Topic: Freeswan

[John Snyder]

I Have tried installing freeswan.
The RPM installed with no error
But when i do the rpm -q freeswan it replys not istalled
But if i do a rpm -qa | grep freeswan i see it
When i go onto the server-manager it shows that its there but there is nothing in the public encption key its blank.
I getting way to fustrated and close to reinstalling becouse of this does any one have any susgestions please let me know.

[steve]

i followed this how-to and it worked fine
http://www.myezserver.com/docs/mitel/freeswan-howto.html
did you follow this how-to??
never heard of your type of prob b4
maybe u got a bad download or other freak error
if the box is fresh, i would re-install and follow the above how-to

-s

[John Snyder]

I tried the how to, it still did not work so i reinstalled sme and it worked but the one sme box installed sme 1.9 vesion and one installed 1.8 does this matter. it is up now but does not make the connection over the vpn, is there a log file to see what the error is.

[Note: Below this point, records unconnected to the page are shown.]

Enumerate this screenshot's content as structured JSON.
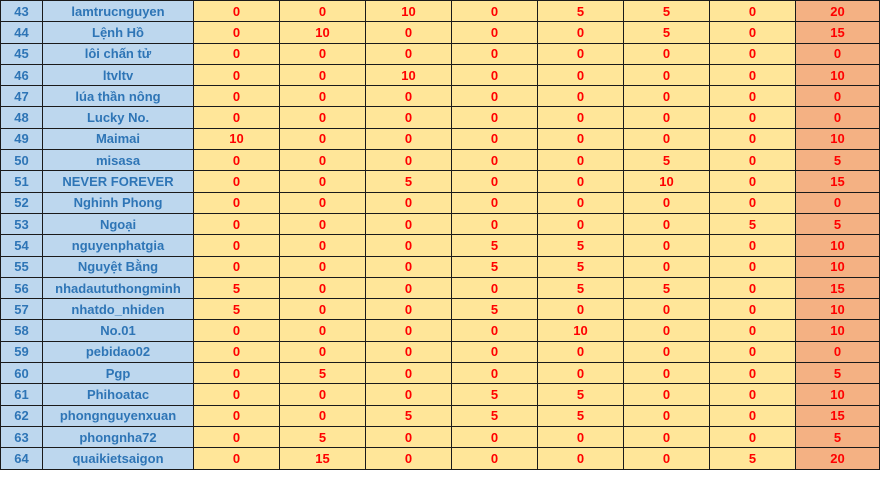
{
  "colors": {
    "name_bg": "#bdd7ee",
    "name_text": "#2e75b6",
    "score_bg": "#ffe699",
    "total_bg": "#f4b183",
    "number_text": "#ff0000"
  },
  "rows": [
    {
      "no": "43",
      "name": "lamtrucnguyen",
      "scores": [
        "0",
        "0",
        "10",
        "0",
        "5",
        "5",
        "0"
      ],
      "total": "20"
    },
    {
      "no": "44",
      "name": "Lệnh Hồ",
      "scores": [
        "0",
        "10",
        "0",
        "0",
        "0",
        "5",
        "0"
      ],
      "total": "15"
    },
    {
      "no": "45",
      "name": "lôi chấn tử",
      "scores": [
        "0",
        "0",
        "0",
        "0",
        "0",
        "0",
        "0"
      ],
      "total": "0"
    },
    {
      "no": "46",
      "name": "ltvltv",
      "scores": [
        "0",
        "0",
        "10",
        "0",
        "0",
        "0",
        "0"
      ],
      "total": "10"
    },
    {
      "no": "47",
      "name": "lúa thần nông",
      "scores": [
        "0",
        "0",
        "0",
        "0",
        "0",
        "0",
        "0"
      ],
      "total": "0"
    },
    {
      "no": "48",
      "name": "Lucky No.",
      "scores": [
        "0",
        "0",
        "0",
        "0",
        "0",
        "0",
        "0"
      ],
      "total": "0"
    },
    {
      "no": "49",
      "name": "Maimai",
      "scores": [
        "10",
        "0",
        "0",
        "0",
        "0",
        "0",
        "0"
      ],
      "total": "10"
    },
    {
      "no": "50",
      "name": "misasa",
      "scores": [
        "0",
        "0",
        "0",
        "0",
        "0",
        "5",
        "0"
      ],
      "total": "5"
    },
    {
      "no": "51",
      "name": "NEVER FOREVER",
      "scores": [
        "0",
        "0",
        "5",
        "0",
        "0",
        "10",
        "0"
      ],
      "total": "15"
    },
    {
      "no": "52",
      "name": "Nghinh Phong",
      "scores": [
        "0",
        "0",
        "0",
        "0",
        "0",
        "0",
        "0"
      ],
      "total": "0"
    },
    {
      "no": "53",
      "name": "Ngoại",
      "scores": [
        "0",
        "0",
        "0",
        "0",
        "0",
        "0",
        "5"
      ],
      "total": "5"
    },
    {
      "no": "54",
      "name": "nguyenphatgia",
      "scores": [
        "0",
        "0",
        "0",
        "5",
        "5",
        "0",
        "0"
      ],
      "total": "10"
    },
    {
      "no": "55",
      "name": "Nguyệt Bằng",
      "scores": [
        "0",
        "0",
        "0",
        "5",
        "5",
        "0",
        "0"
      ],
      "total": "10"
    },
    {
      "no": "56",
      "name": "nhadaututhongminh",
      "scores": [
        "5",
        "0",
        "0",
        "0",
        "5",
        "5",
        "0"
      ],
      "total": "15"
    },
    {
      "no": "57",
      "name": "nhatdo_nhiden",
      "scores": [
        "5",
        "0",
        "0",
        "5",
        "0",
        "0",
        "0"
      ],
      "total": "10"
    },
    {
      "no": "58",
      "name": "No.01",
      "scores": [
        "0",
        "0",
        "0",
        "0",
        "10",
        "0",
        "0"
      ],
      "total": "10"
    },
    {
      "no": "59",
      "name": "pebidao02",
      "scores": [
        "0",
        "0",
        "0",
        "0",
        "0",
        "0",
        "0"
      ],
      "total": "0"
    },
    {
      "no": "60",
      "name": "Pgp",
      "scores": [
        "0",
        "5",
        "0",
        "0",
        "0",
        "0",
        "0"
      ],
      "total": "5"
    },
    {
      "no": "61",
      "name": "Phihoatac",
      "scores": [
        "0",
        "0",
        "0",
        "5",
        "5",
        "0",
        "0"
      ],
      "total": "10"
    },
    {
      "no": "62",
      "name": "phongnguyenxuan",
      "scores": [
        "0",
        "0",
        "5",
        "5",
        "5",
        "0",
        "0"
      ],
      "total": "15"
    },
    {
      "no": "63",
      "name": "phongnha72",
      "scores": [
        "0",
        "5",
        "0",
        "0",
        "0",
        "0",
        "0"
      ],
      "total": "5"
    },
    {
      "no": "64",
      "name": "quaikietsaigon",
      "scores": [
        "0",
        "15",
        "0",
        "0",
        "0",
        "0",
        "5"
      ],
      "total": "20"
    }
  ]
}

Does anybody have this fully working? the sme box is set up with a newer download of sme than the other has blue menus and the other has red is this the problem?

[steve]

I am not sure if the version differences matter.
Probably, keeping them all the same would make things simpler.
Also remember, apparently Freeswan will only work if you have static ip's on the external interface.
I set it up successfully with 2 boxes with static external IPs, but could not get it setup between one static and one dynamic.

-s

[John Snyder]

Has any one had any luck with Dynamic IP address this is most likely my problem. I did not know this was an issue. is there a work around i have stable IP address. It does not change but i have the same DHCP assigned address all the time does not change unless I shut the machine down for 12 hours or more and this never happens anyway.

[steve]

I have the same situation at home with my SME5.1.2 on my cable modem
my IP won't change unless I shutdown the server for more than 15 or 20 minutes.
I was unable to setup IPSEC VPN from home box-dhcp to work box-static.

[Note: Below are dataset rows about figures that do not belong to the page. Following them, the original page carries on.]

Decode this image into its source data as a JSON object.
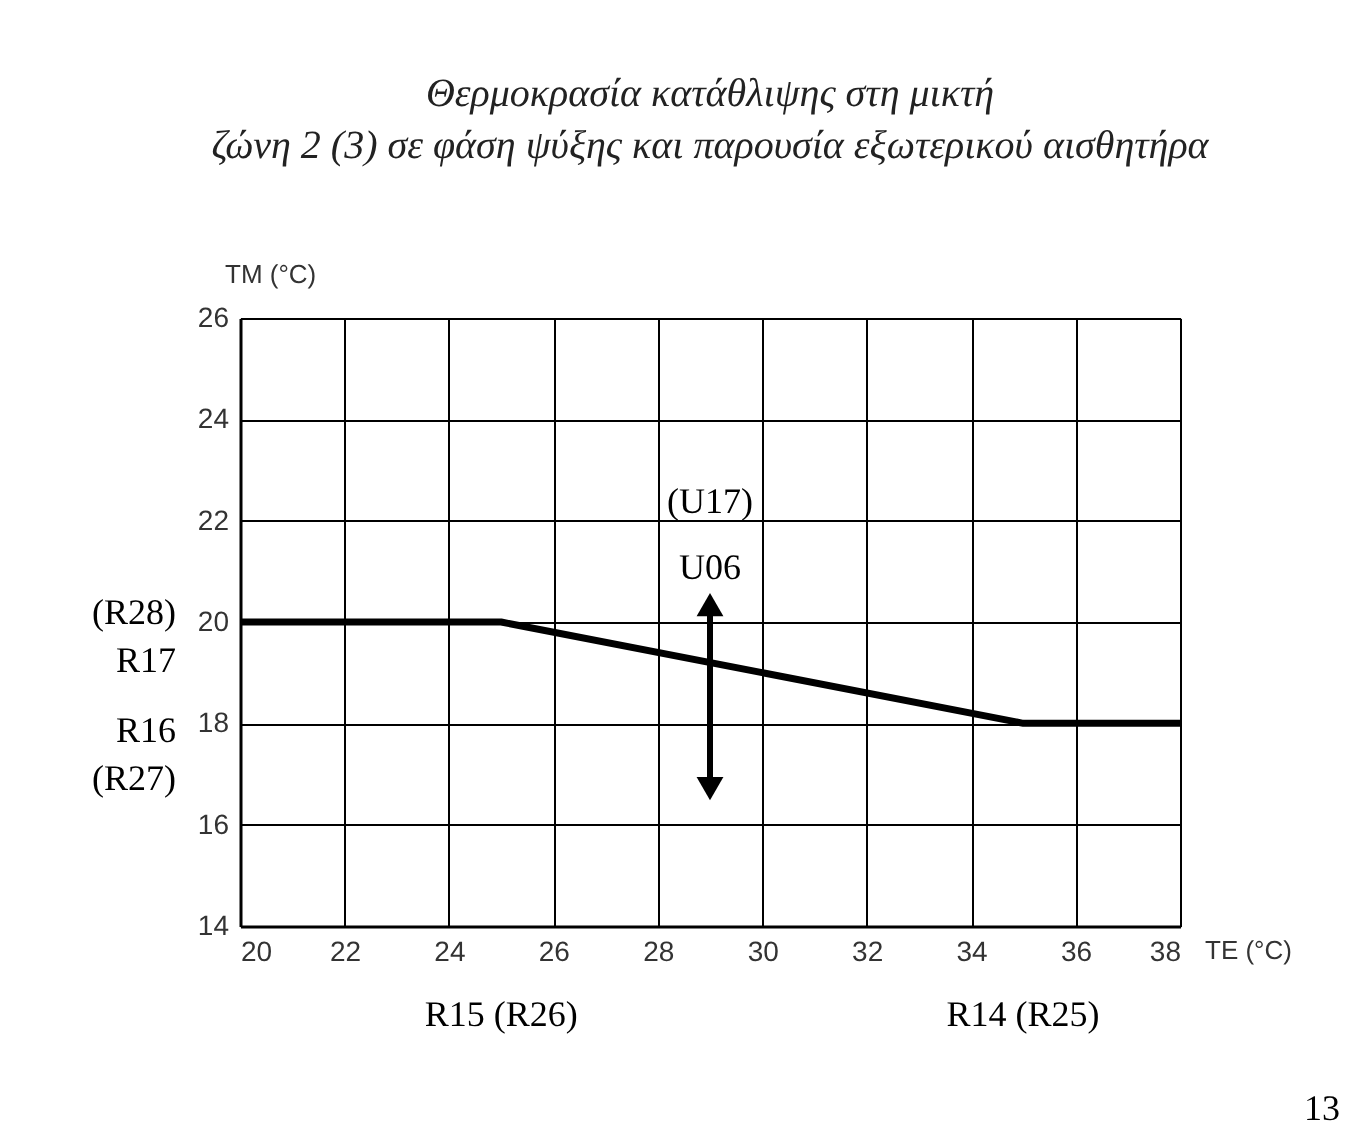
{
  "chart_data": {
    "type": "line",
    "title": [
      "Θερμοκρασία κατάθλιψης στη μικτή",
      "ζώνη 2 (3) σε φάση ψύξης και παρουσία εξωτερικού αισθητήρα"
    ],
    "xlabel": "TE (°C)",
    "ylabel": "TM (°C)",
    "x": [
      20,
      25,
      35,
      38
    ],
    "series": [
      {
        "color": "#000000",
        "values": [
          20,
          20,
          18,
          18
        ]
      }
    ],
    "xlim": [
      20,
      38
    ],
    "xticks": [
      20,
      22,
      24,
      26,
      28,
      30,
      32,
      34,
      36,
      38
    ],
    "ylim": [
      14,
      26
    ],
    "yticks": [
      14,
      16,
      18,
      20,
      22,
      24,
      26
    ],
    "grid": true,
    "marker": "none",
    "line_style": "solid",
    "annotations": [
      {
        "text": "(U17)\nU06",
        "x": 29,
        "y": 19
      },
      "(R28)\nR17",
      "R16\n(R27)",
      "R15 (R26)",
      "R14 (R25)",
      "13"
    ]
  }
}
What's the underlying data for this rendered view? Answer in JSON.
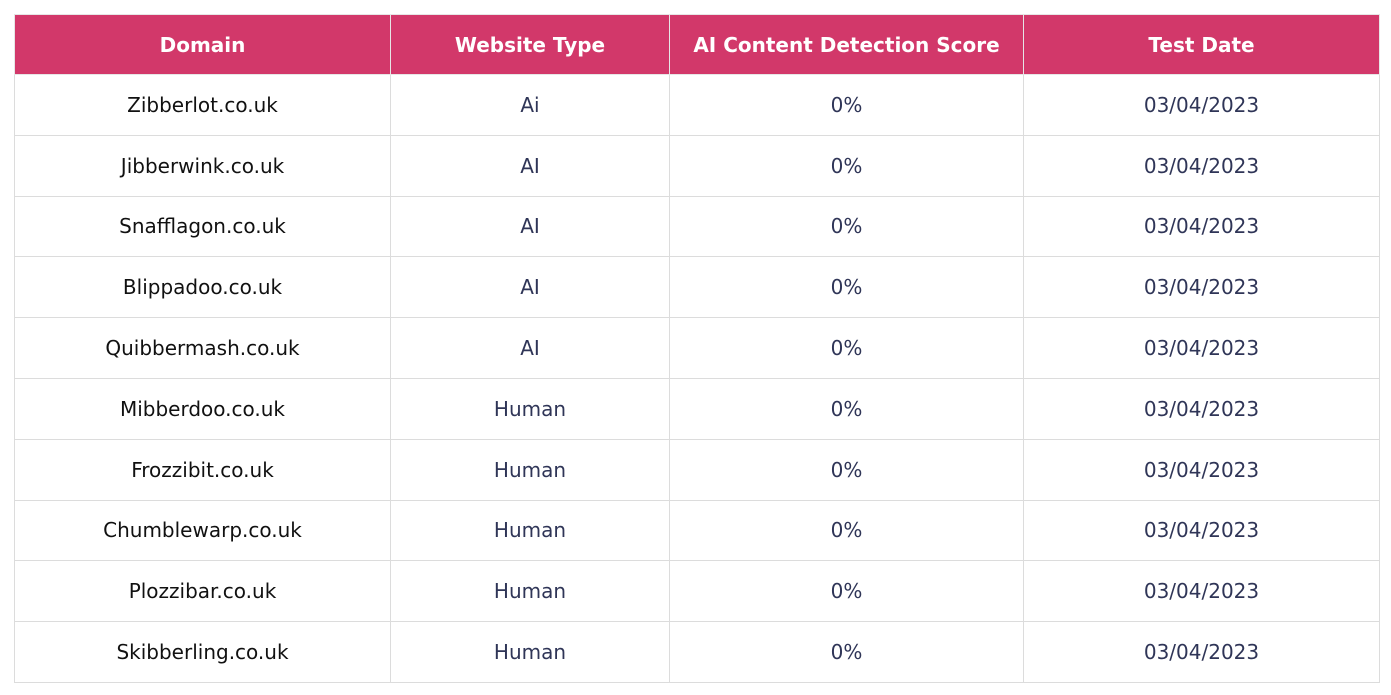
{
  "table": {
    "headers": [
      "Domain",
      "Website Type",
      "AI Content Detection Score",
      "Test Date"
    ],
    "rows": [
      [
        "Zibberlot.co.uk",
        "Ai",
        "0%",
        "03/04/2023"
      ],
      [
        "Jibberwink.co.uk",
        "AI",
        "0%",
        "03/04/2023"
      ],
      [
        "Snafflagon.co.uk",
        "AI",
        "0%",
        "03/04/2023"
      ],
      [
        "Blippadoo.co.uk",
        "AI",
        "0%",
        "03/04/2023"
      ],
      [
        "Quibbermash.co.uk",
        "AI",
        "0%",
        "03/04/2023"
      ],
      [
        "Mibberdoo.co.uk",
        "Human",
        "0%",
        "03/04/2023"
      ],
      [
        "Frozzibit.co.uk",
        "Human",
        "0%",
        "03/04/2023"
      ],
      [
        "Chumblewarp.co.uk",
        "Human",
        "0%",
        "03/04/2023"
      ],
      [
        "Plozzibar.co.uk",
        "Human",
        "0%",
        "03/04/2023"
      ],
      [
        "Skibberling.co.uk",
        "Human",
        "0%",
        "03/04/2023"
      ]
    ]
  }
}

If anyone out there knows how to setup Freeswan using dynamic external IPs
Please Help Us!!!

-s

[Justin]

Yes IPSec will work with Dynamic IP addresses. I have done it a couple of times now.

Justin.

[Nathan Price]

I have had similar issues with FreeSWAN and DHCP.   In my case ipsec.conf left the 'leftnexthop' and 'rightnexthop' fields blank whereas all the static machines had this field completed.  Look in /home/e-smith/configuration for a property called 'GatewayIP' if it is not there create it by:

/sbin/e-smith/config set GatewayIP x.x.x.x

then re-expand your ipsec.conf template

/sbin/e-smith/expand-template /etc/ipsec.conf

and then try FreeSWAN again.  This worked for me.

Anyone know why the GatewayIP field is missing on DHCP boxes?